A store has cans of orange, pineapple and mixed fruit juices in the ratio 8 : 9 : 15. The store sells 25 percent of the orange, 33.33 percent of the pineapple and 20 percent of the mixed fruit juice cans. What is the ratio of the remaining cans of orange, pineapple and mixed fruit juices in stock?

Introduction / Context:
This ratio and percentage question is based on stock management in a store. Initially, the store has three types of juice cans in a known ratio. A certain percentage of each type is sold, which reduces the quantities. We are asked to determine the new ratio of the remaining cans on the shelves. This problem tests the ability to work with ratios, percentages and proportional reasoning all together.

Given Data / Assumptions:
- Initial ratio of orange : pineapple : mixed fruit juice cans is 8 : 9 : 15.
- 25 percent of orange cans are sold, so 75 percent remain.
- 33.33 percent (approximately one third) of pineapple cans are sold, so two thirds remain.
- 20 percent of mixed fruit cans are sold, so 80 percent remain.
- We need the ratio of remaining orange, pineapple and mixed fruit cans.

Concept / Approach:
We can treat the original ratio as actual counts by assuming a convenient total unit, say 8 orange cans, 9 pineapple cans and 15 mixed fruit cans.

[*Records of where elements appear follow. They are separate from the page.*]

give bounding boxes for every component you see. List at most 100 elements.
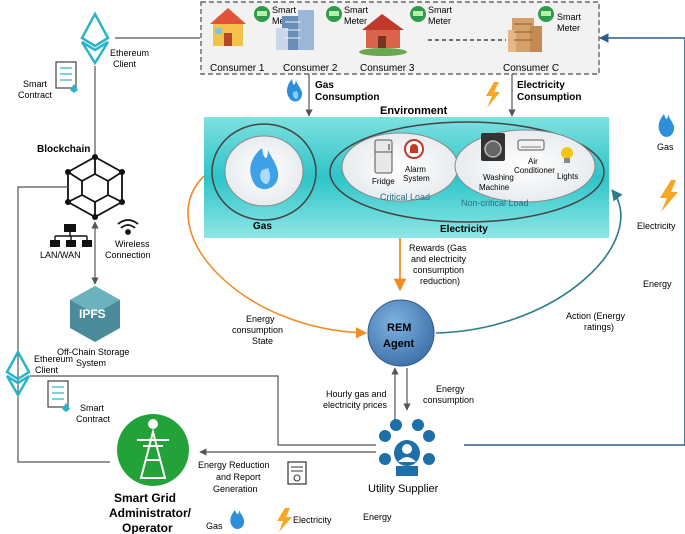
ethereum-client-top-line1: Ethereum xyxy=(110,48,149,58)
washing-label-line1: Washing xyxy=(483,173,514,182)
ac-label-line1: Air xyxy=(528,157,538,166)
alarm-label-line1: Alarm xyxy=(405,165,426,174)
prices-line2: electricity prices xyxy=(323,400,388,410)
electricity-label: Electricity xyxy=(440,224,488,235)
energy-consumption-line2: consumption xyxy=(423,395,474,405)
consumer-2-meter-line2: Meter xyxy=(344,16,367,26)
right-gas-label: Gas xyxy=(657,142,674,152)
operator-icon xyxy=(117,414,189,486)
gas-consumption-line2: Consumption xyxy=(315,92,379,103)
right-electricity-label: Electricity xyxy=(637,221,676,231)
operator-line1: Smart Grid xyxy=(114,491,176,505)
blockchain-label: Blockchain xyxy=(37,144,90,155)
energy-state-arrow xyxy=(187,175,368,339)
ethereum-client-top-line2: Client xyxy=(113,59,137,69)
alarm-label-line2: System xyxy=(403,174,430,183)
prices-line1: Hourly gas and xyxy=(326,389,387,399)
house-icon xyxy=(210,8,246,46)
bottom-gas-label: Gas xyxy=(206,521,223,531)
tower-building-icon xyxy=(508,18,542,52)
critical-load-label: Critical Load xyxy=(380,192,430,202)
smart-meter-icon xyxy=(410,6,426,22)
report-line2: and Report xyxy=(216,472,261,482)
rewards-line2: and electricity xyxy=(411,254,467,264)
ethereum-icon xyxy=(5,349,31,398)
report-line1: Energy Reduction xyxy=(198,460,270,470)
smart-contract-bottom-line2: Contract xyxy=(76,414,111,424)
apartment-building-icon xyxy=(276,10,314,50)
consumer-c-meter-line2: Meter xyxy=(557,23,580,33)
smart-meter-icon xyxy=(538,6,554,22)
blockchain-icon xyxy=(67,155,123,219)
action-line2: ratings) xyxy=(584,322,614,332)
consumer-3-meter-line1: Smart xyxy=(428,5,453,15)
blockchain-left-link xyxy=(17,186,110,463)
lightning-icon xyxy=(277,508,292,532)
environment-panel: Environment Gas Electricity Fridge Alarm… xyxy=(204,105,609,238)
smart-contract-top-line1: Smart xyxy=(23,79,48,89)
gas-flame-icon xyxy=(286,79,303,102)
right-energy-label: Energy xyxy=(643,279,672,289)
consumer-3-label: Consumer 3 xyxy=(360,63,415,74)
smart-contract-bottom-line1: Smart xyxy=(80,403,105,413)
electricity-consumption-line2: Consumption xyxy=(517,92,581,103)
critical-load-oval xyxy=(341,132,459,202)
consumer-2-label: Consumer 2 xyxy=(283,63,338,74)
noncritical-load-label: Non-critical Load xyxy=(461,198,529,208)
gas-flame-icon xyxy=(658,114,675,137)
report-document-icon xyxy=(287,461,307,485)
ipfs-label-line1: Off-Chain Storage xyxy=(57,347,129,357)
consumer-c-meter-line1: Smart xyxy=(557,12,582,22)
lightning-icon xyxy=(486,82,500,108)
lights-label: Lights xyxy=(557,172,578,181)
consumer-3-meter-line2: Meter xyxy=(428,16,451,26)
ipfs-label-line2: System xyxy=(76,358,106,368)
lan-wan-icon xyxy=(50,224,92,247)
bottom-energy-label: Energy xyxy=(363,512,392,522)
gas-label: Gas xyxy=(253,221,272,232)
utility-supplier-label: Utility Supplier xyxy=(368,483,439,495)
blockchain-node-dots xyxy=(65,154,125,220)
fridge-icon xyxy=(374,139,393,174)
agent-name-line2: Agent xyxy=(383,338,415,350)
smart-contract-top-line2: Contract xyxy=(18,90,53,100)
rewards-line4: reduction) xyxy=(420,276,460,286)
gas-consumption-line1: Gas xyxy=(315,80,334,91)
electricity-oval xyxy=(329,121,605,223)
smart-contract-icon xyxy=(55,61,78,93)
consumers-group: Smart Meter Consumer 1 Smart Meter Consu… xyxy=(200,1,600,75)
lan-wan-label: LAN/WAN xyxy=(40,250,81,260)
lightning-icon xyxy=(660,180,678,212)
ethereum-client-bottom-line1: Ethereum xyxy=(34,354,73,364)
action-arrow xyxy=(435,189,623,334)
rem-agent-node xyxy=(367,299,435,367)
consumer-1-label: Consumer 1 xyxy=(210,63,265,74)
rewards-line3: consumption xyxy=(413,265,464,275)
consumer-2-meter-line1: Smart xyxy=(344,5,369,15)
light-bulb-icon xyxy=(561,147,573,163)
smart-meter-icon xyxy=(254,6,270,22)
ethereum-icon xyxy=(80,11,110,66)
energy-state-line2: consumption xyxy=(232,325,283,335)
wireless-line1: Wireless xyxy=(115,239,150,249)
alarm-icon xyxy=(404,139,424,159)
operator-line2: Administrator/ xyxy=(109,506,192,520)
ethereum-utility-link xyxy=(30,375,376,446)
bottom-electricity-label: Electricity xyxy=(293,515,332,525)
ethereum-client-bottom-line2: Client xyxy=(35,365,59,375)
electricity-consumption-line1: Electricity xyxy=(517,80,565,91)
energy-state-line3: State xyxy=(252,336,273,346)
energy-state-line1: Energy xyxy=(246,314,275,324)
air-conditioner-icon xyxy=(517,139,545,151)
washing-label-line2: Machine xyxy=(479,183,510,192)
ac-label-line2: Conditioner xyxy=(514,166,555,175)
ipfs-logo-text: IPFS xyxy=(79,307,106,321)
smart-contract-icon xyxy=(47,380,70,412)
gas-flame-icon xyxy=(250,148,279,190)
utility-supplier-icon xyxy=(379,419,435,476)
environment-title: Environment xyxy=(380,105,448,117)
gas-flame-icon xyxy=(230,510,245,530)
ipfs-logo-icon xyxy=(70,286,120,342)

Then we apply the given percentages to find remaining cans of each type. After computing the remaining quantities, we express them as a ratio and simplify to obtain the final ratio in lowest terms. The absolute total is not important; only the relative values matter.

Step-by-Step Solution:
Step 1: Assume initial stock: orange = 8 units, pineapple = 9 units, mixed fruit = 15 units. Step 2: Orange sold = 25 percent of 8 = 0.25 * 8 = 2 units, so remaining orange = 8 minus 2 = 6 units. Step 3: Pineapple sold = 33.33 percent of 9 which is about 1/3 of 9 = 3 units, so remaining pineapple = 9 minus 3 = 6 units. Step 4: Mixed fruit sold = 20 percent of 15 = 0.20 * 15 = 3 units, so remaining mixed fruit = 15 minus 3 = 12 units. Step 5: Remaining stock ratio = 6 : 6 : 12. Step 6: Simplify 6 : 6 : 12 by dividing each term by 6 to get 1 : 1 : 2.

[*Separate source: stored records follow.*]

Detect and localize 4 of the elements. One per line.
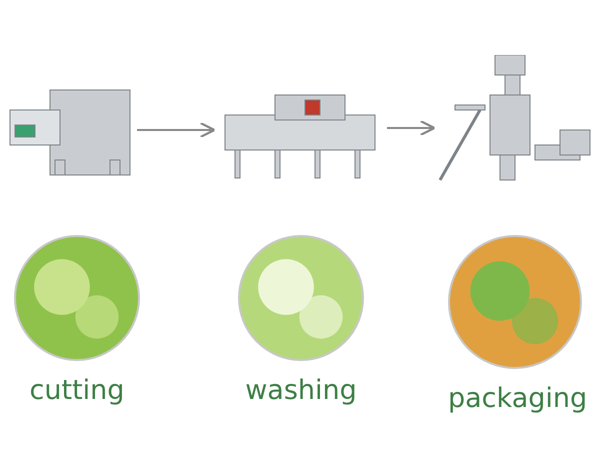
- arrow: [137, 122, 216, 138]
- step-label: washing: [244, 375, 358, 406]
- arrow: [387, 120, 436, 136]
- step-label: cutting: [28, 375, 126, 406]
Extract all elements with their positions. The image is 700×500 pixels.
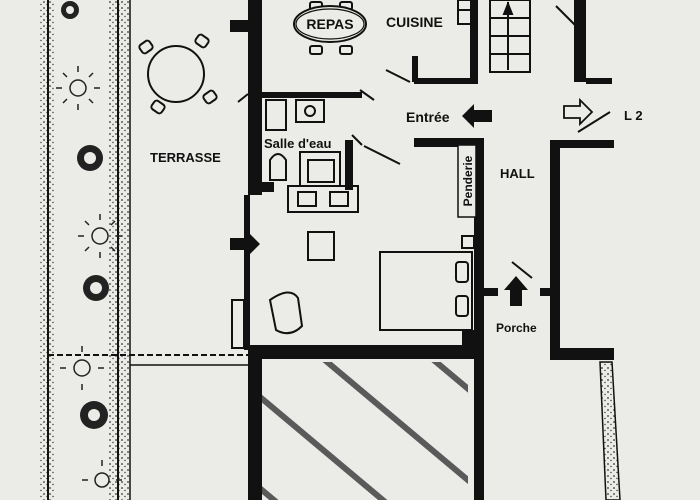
terrace-table-icon: [138, 33, 218, 115]
entree-label: Entrée: [406, 109, 450, 125]
cuisine-label: CUISINE: [386, 14, 443, 30]
flower-icon: [82, 460, 122, 488]
arrow-right-icon: [230, 232, 260, 256]
flower-icon: [60, 346, 104, 390]
salle-deau-label: Salle d'eau: [264, 136, 331, 151]
bathroom-fixtures: [265, 99, 359, 213]
arrow-right-outline-icon: [563, 97, 594, 127]
svg-text:REPAS: REPAS: [306, 16, 353, 32]
terrasse-label: TERRASSE: [150, 150, 221, 165]
repas-label: REPAS: [295, 8, 365, 40]
flower-icon: [78, 214, 122, 258]
stairs: [489, 0, 531, 73]
bush-icon: [83, 275, 109, 301]
door-swing: [237, 5, 611, 279]
porche-label: Porche: [496, 321, 537, 335]
hall-label: HALL: [500, 166, 535, 181]
arrow-up-icon: [504, 276, 528, 306]
svg-text:Penderie: Penderie: [461, 155, 475, 206]
dining-table-icon: [293, 1, 367, 55]
bedroom-furniture: [231, 231, 475, 349]
flower-icon: [56, 66, 100, 110]
bush-icon: [61, 1, 79, 19]
bush-icon: [77, 145, 103, 171]
exterior-edge: [599, 361, 621, 500]
arrow-right-icon: [230, 14, 260, 38]
kitchen-counter: [457, 0, 473, 25]
garden-strip: [40, 0, 250, 500]
l2-label: L 2: [624, 108, 643, 123]
penderie-label: Penderie: [457, 144, 477, 218]
bush-icon: [80, 401, 108, 429]
arrow-left-icon: [462, 104, 492, 128]
hatched-area: [262, 362, 468, 500]
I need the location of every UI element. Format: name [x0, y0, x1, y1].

Verification / Alternative check:
Instead of using exact counts, we could directly multiply each original ratio term by the remaining fraction. For orange, remaining fraction is 75 percent or 3/4, so 8 * 3/4 = 6. For pineapple, remaining fraction is about 2/3, so 9 * 2/3 = 6. For mixed fruit, remaining fraction is 80 percent or 4/5, so 15 * 4/5 = 12. These values match the earlier calculation, confirming that the final ratio is correctly simplified to 1 : 1 : 2.

Why Other Options Are Wrong:
6 : 6 : 13 would be correct only if mixed fruit remaining were 13 units, which is not supported by the 20 percent sale of 15. 12 : 15 : 19 and 4 : 9 : 13 do not reflect the percentages of sold stock correctly and would imply inconsistent or incorrect percentage reductions. The only ratio that aligns with the computed remaining quantities of 6, 6 and 12 is 1 : 1 : 2.

Common Pitfalls:
Some students treat percentages as absolute quantities instead of fractions of the current count. Another common mistake is incorrectly approximating 33.33 percent and not recognizing it as one third. Others may forget to simplify the final ratio, leaving it as 6 : 6 : 12 instead of reducing to 1 : 1 : 2. Consistent use of fractional or percentage arithmetic avoids these errors.

Final Answer:
The ratio of remaining cans of orange, pineapple and mixed fruit juices is 1 : 1 : 2.